How to treat neovascular glaucoma?
summary
Neovascular glaucoma is a branch of glaucoma, mainly due to the iris surface with new fiber blood vessels, resulting in adhesion with the surrounding iris, and because the new blood vessels are easy to rupture, repeated bleeding, resulting in the production of neovascular glaucoma. How to treat neovascular glaucoma? Next, I'd like to share my views with you.
How to treat neovascular glaucoma?
Panretinal photocoagulation (PRP): the mechanism of PrP remains unclear. Because retinal ischemia is the key factor of NVI, PrP must eliminate the source of angiogenic factors or antagonize its effect to some extent. Retinal hypoxia can cause chronic dilation of retinal vessels, and then cause retinal neovascularization. Retinal blood vessels support the inner retina, but 2 / 3 of the total oxygen consumption of the retina is in the outer and pigment epithelium. Photocoagulation can selectively destroy the outer layer of high oxygen consumption and make the oxygen component of choroid diffuse to the inner layer of retina, thus alleviating the hypoxia of inner retina.
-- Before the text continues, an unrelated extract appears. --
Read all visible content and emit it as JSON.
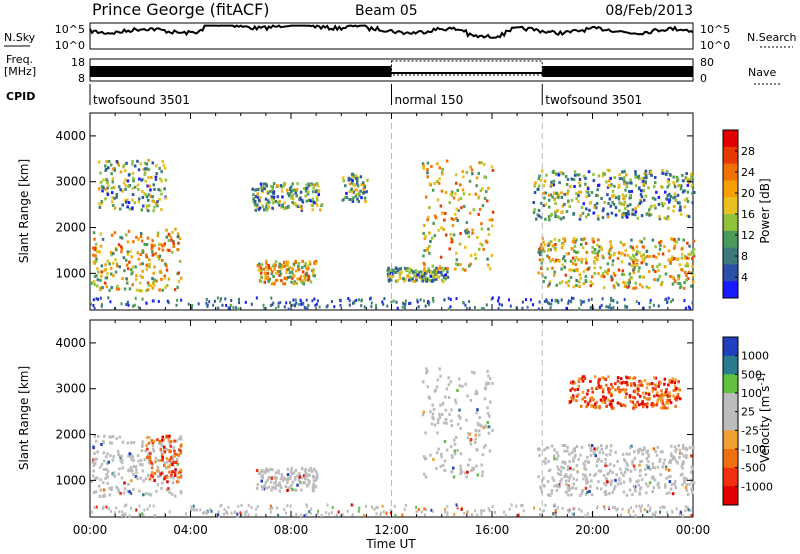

The autoregulation mechanism of retinal vessels is dilation at low oxygen level and contraction at high oxygen level.
Panretinal cryotherapy: when the indication is suitable for PrP treatment, but because the corneal, lens or vitreous opacity obviously affects the fundus visibility, panretinal cryotherapy can be considered. As a major treatment, panretinal cryotherapy causes more obvious inflammation and blood retinal barrier damage than PrP. Its potential complications include tractive and exudative retinal detachment and vitreous hemorrhage. The patients who have lost useful vision can control both NVI and IOP by using panretinal cryotherapy and ciliary cryotherapy at the same time, but the postoperative inflammation and pain are more serious. Therefore, cryotherapy should be used as a last resort only when other treatments fail or are not possible.
Iridocorneal angle photocoagulation: goniocoagulation was first proposed in 1977, when the role and effectiveness of PrP in the treatment of NVG were being evaluated. In some cases, prior to PrP, gonioscopy can provide "a period of respite" to delay the imminent closure of the adhesive angle. However, if PrP can not be carried out after that, the angle photocoagulation itself can not effectively prevent the occurrence of angle adhesion and closure, but often aggravate the inflammation and accelerate the progress of angle neovascularization.